This page lists present and prospective activities, events, and projects undertaken by John Harvey, either independently or in the context of the a eye(aɪ)–ear(ɪə(r)) group and the School of Art, Aberystwyth.
As part of the School of Art, Aberystwyth University’s Open Day series of events, Professor John Harvey will be presenting a sound work entitled Turn Table: The Cleansing of the Temple. It is based upon the biblical narratives of Christ over-turning the tables of the merchants and money changers (Matthew 21.12–17, Mark 11.15–19, and Luke 9. 45–48). The presentation will be improvised using vinyl recordings of Alexander Scourby’s 1964 reading of the texts, a DJ turntable, sampler/loopers, effects modulators, and the techniques of abstract turntablism. The event represents a public-engagement extension of his The Talking Bible project.

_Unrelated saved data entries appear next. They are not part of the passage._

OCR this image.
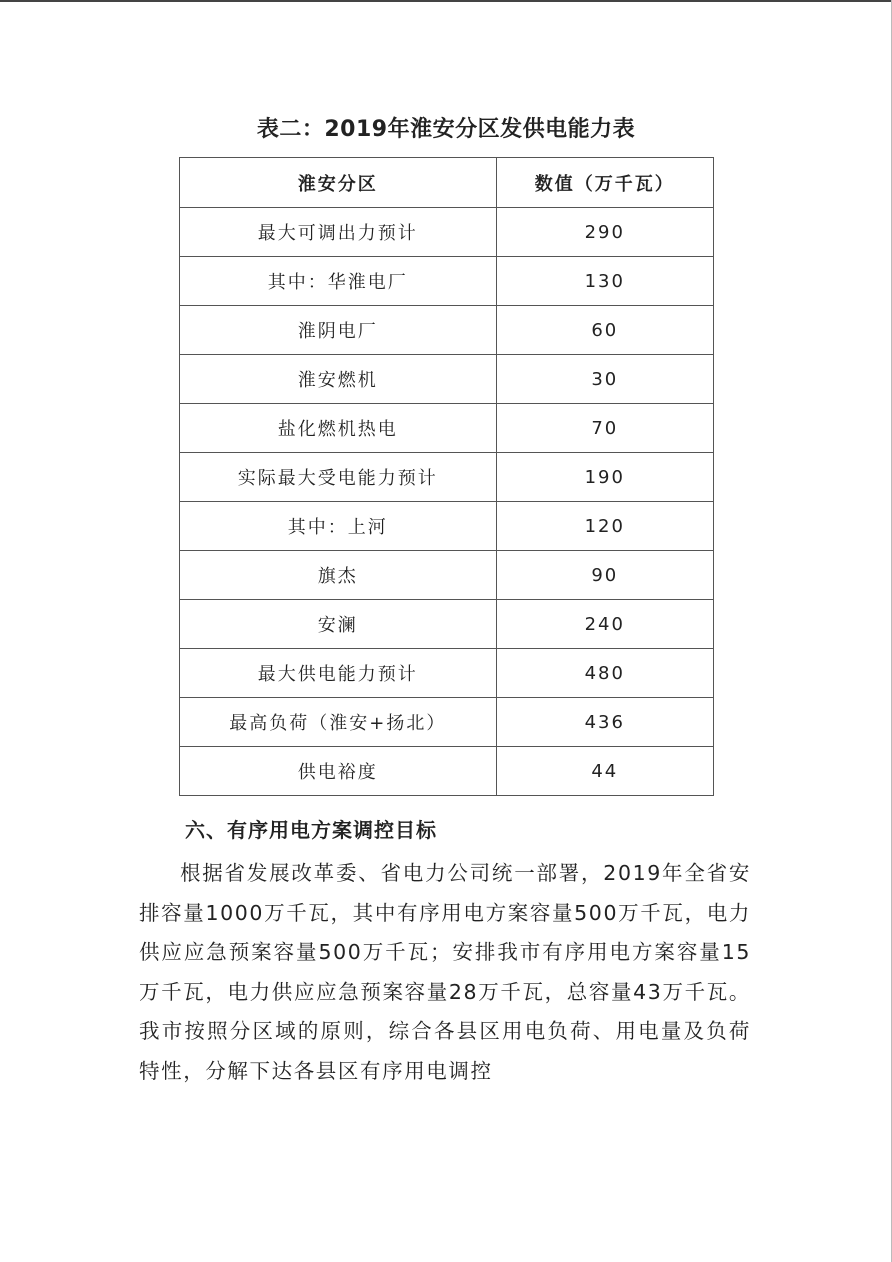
表二：2019年淮安分区发供电能力表
淮安分区	数值（万千瓦）
最大可调出力预计	290
其中：华淮电厂	130
淮阴电厂	60
淮安燃机	30
盐化燃机热电	70
实际最大受电能力预计	190
其中：上河	120
旗杰	90
安澜	240
最大供电能力预计	480
最高负荷（淮安+扬北）	436
供电裕度	44
六、有序用电方案调控目标

根据省发展改革委、省电力公司统一部署，2019年全省安排容量1000万千瓦，其中有序用电方案容量500万千瓦，电力供应应急预案容量500万千瓦；安排我市有序用电方案容量15万千瓦，电力供应应急预案容量28万千瓦，总容量43万千瓦。我市按照分区域的原则，综合各县区用电负荷、用电量及负荷特性，分解下达各县区有序用电调控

10.30 am, 12.30 pm, and 3.00 pm, School of Art Gallery, Aberystwyth University (October 14, 2017).
I. Nothing. Lack: MacMillan’s sermons on Psalm 23 remembered is a sound art intervention. The event is supported by CADW and The Royal Commission on the Ancient Monuments of Wales. It is presented as part of the Commission’s Explore Your Archive: Memory Archive Week.
11.00 am – 5 pm, November 24, 2017, Bethel Welsh Baptist Church, Baker Street, Aberystwyth.
John will be delivering a public lecture on his sound composition ‘Image and Inscription’, from The Bible in Translation CD (released by the National Screen and Sound Archive in 2016)
1.15 pm, November 1, 2017, National Library of Wales, Aberystwyth.
Free admission by ticket only.
In July 1964, the American actor Alexander Scourby (1913–85) read and recorded all 66 books of the Authorised (King James) Version of the Bible (1611). It was the first complete acoustic capture of the text ever attempted. The original recording was commissioned by the American Foundation for the Blind, as part of their Talking Book series, and issued as five volumes of long-playing records (16⅔ rpm) in 1966.
Fifty years later, in 2016, John Harvey began a three-year project that aims to engage this enormous spoken text, creatively, in the third instalment of his Aural Bible series. The series is the outcome of a collaborative partnership between the National Screen and Sound Archive of Wales and the School of Art, Aberystwyth University.
In this 24-hour, open studio event, John will be processing the records’ sound – using a DJ technology, effects modulators, and computers – with a view to generating material for composition. During the event, visitors will be able to hear the work in progress and talk with him about his intentions and processes.